# Betta...DONT JUMP!!



## blcknwitecuban (Apr 17, 2006)

well i moved my female betta from one of my main tanks because i noticed a little nippage so i moved her 2 a plastic containor and i planed 2 move her tomarrow... i have a glass top on the tank which the container is on but it only takes up half the tank. she was kind of close 2 the edge and i guess she jumped and landed in another containor floating in the tank and it was EMPTY! 

well when i found her she was dried out... it must have bin an hour at least.. i quickly put her in the net that was hangin off the side of the tank and right now shes just sitting there. i hope 2 god that shes ok.. i hurd about the cat scaring the betta out and it landing on the floor and i hope mine has a good outcome 2. shes siting in the net but shes alive and jerks around every so often and opens her mouth 4 air. thank gawd shes a labrynth fish... i'll keep every1 updated on her recovery.... ive had her a long time and shes a fighter.
shes my dyme piece.


----------



## darkfalz (May 7, 2006)

Bettas jump, especially females, you must always keep the tank covered.
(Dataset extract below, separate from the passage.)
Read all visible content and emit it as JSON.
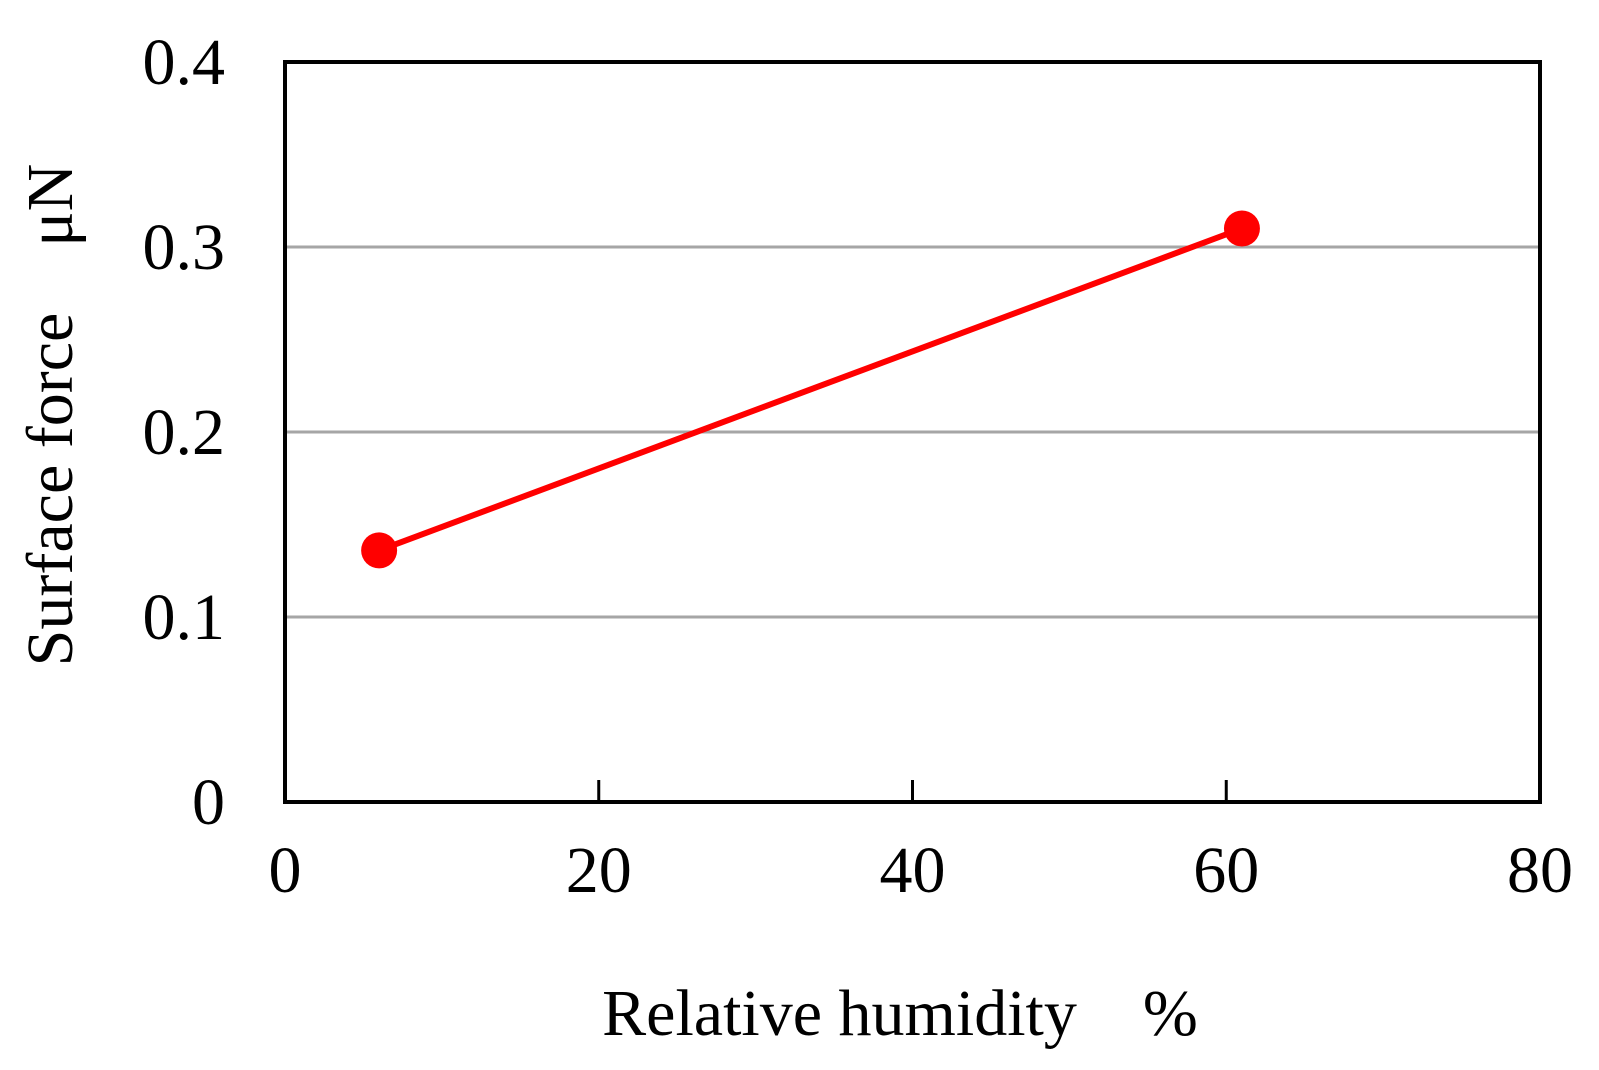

They can jump through little holes or gaps. If she was dried out at all, then she won't recover, of if she does will be very sick and die anyway.


----------



## Alisha (Aug 5, 2005)

I hope your betta recovers. I don't really know the likelihood of it though. However;I did read a story on here once about a betta jumping and being out for a long period of time before anyone found it and when they did find him he was very dried out as well, but he recovered. So I hope your's does too. Keep us posted...


----------



## Guest (Dec 6, 2006)

darkfalz...bettas can recover from being dried out...it takes a while and a lot of care but ofcourse it can occur


----------



## Lydia (Feb 6, 2005)

Darkfalz, not to be contradictory, but what you said isn't true. I had a koi that jumped out of my pond, and he was dried out when I found him the next morning. I put him in a bucket of water just in case, and a few hours later I looked in there he was alive. Just barely, but he was alive. I put him in a seperate bucket with clean water and an airstone and kept him in there for a day or two. After a few days I put him back in the pond and he is doing great now. This was about 6 months ago and he's very healthy and growing well.

I've also had other fish jump out and be dried out some and recover, so that wasn't just an exception.


----------